I hated this movie. The beginning of the outbreak and getting to the boat was tense and well-done, but everything else just made me angry. (At this point, I’d like to reiterate that I have no real loyalty to the book as a movie. I liked the book, but totally understand that Pitt and co wanted to make a different movie just springboarding from the concept.) Fuck this movie. It had a few good scenes, like the immediately decisive way Pitt cut off that girl’s hand, but stupid shit like the blowing the plane up and the only people unhurt are Pitt and the girl? Wow! Lucky them! And everything at WHO? Ugh.

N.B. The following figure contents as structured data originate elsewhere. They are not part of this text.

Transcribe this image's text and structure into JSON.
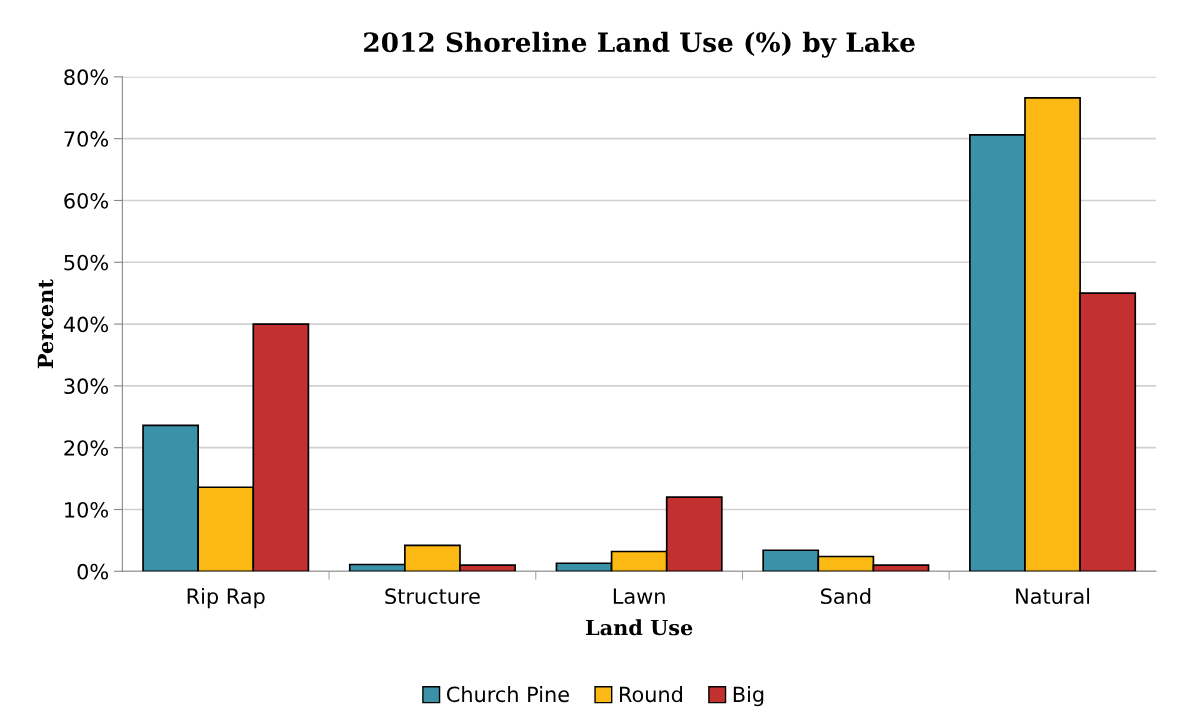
{
  "chart_data": {
    "type": "bar",
    "title": "2012 Shoreline Land Use (%) by Lake",
    "xlabel": "Land Use",
    "ylabel": "Percent",
    "categories": [
      "Rip Rap",
      "Structure",
      "Lawn",
      "Sand",
      "Natural"
    ],
    "series": [
      {
        "name": "Church Pine",
        "color": "#3a91a8",
        "values": [
          23.6,
          1.1,
          1.3,
          3.4,
          70.6
        ]
      },
      {
        "name": "Round",
        "color": "#fdb913",
        "values": [
          13.6,
          4.2,
          3.2,
          2.4,
          76.6
        ]
      },
      {
        "name": "Big",
        "color": "#c33030",
        "values": [
          40.0,
          1.0,
          12.0,
          1.0,
          45.0
        ]
      }
    ],
    "ylim": [
      0,
      80
    ],
    "yticks": [
      {
        "value": 0,
        "label": "0%"
      },
      {
        "value": 10,
        "label": "10%"
      },
      {
        "value": 20,
        "label": "20%"
      },
      {
        "value": 30,
        "label": "30%"
      },
      {
        "value": 40,
        "label": "40%"
      },
      {
        "value": 50,
        "label": "50%"
      },
      {
        "value": 60,
        "label": "60%"
      },
      {
        "value": 70,
        "label": "70%"
      },
      {
        "value": 80,
        "label": "80%"
      }
    ],
    "grid": "y",
    "legend": "bottom"
  }
}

I’d say I liked pretty much everything up until Pitt threw the grenade in the airplane. I liked, for example, how a single Zed resulted in conversion of pretty much the entire plane. It was looking like a no-win situation there. I wouldn’t say it was great, but it was very watchable.

It gets pretty crappy from the moment Pitt wakes up at the WHO facility. The way the researchers treated him was ridiculous. Why treat him as a dangerous criminal until they talk to the UN undersecretary? And of course that segues into the stupid “zeds can magically sense otherwise invisible diseases” idea.

Yeah, the disease angle was stupid. Was that in the book? I read part of it and got a bit bored and abandoned it. The movie was pretty meh for me. Glad it was on Netflix for free.

I’ve not read the book. I’ve read the first Brooks zombie novel, “The Zombie Survival Guide.” Which used all the regular zombie rules, it was just an amusing slant on talking about the same concepts. From what I’ve read, “World War Z” does not involve anything particularly unusual, it’s more a series of short zombie stories strung together.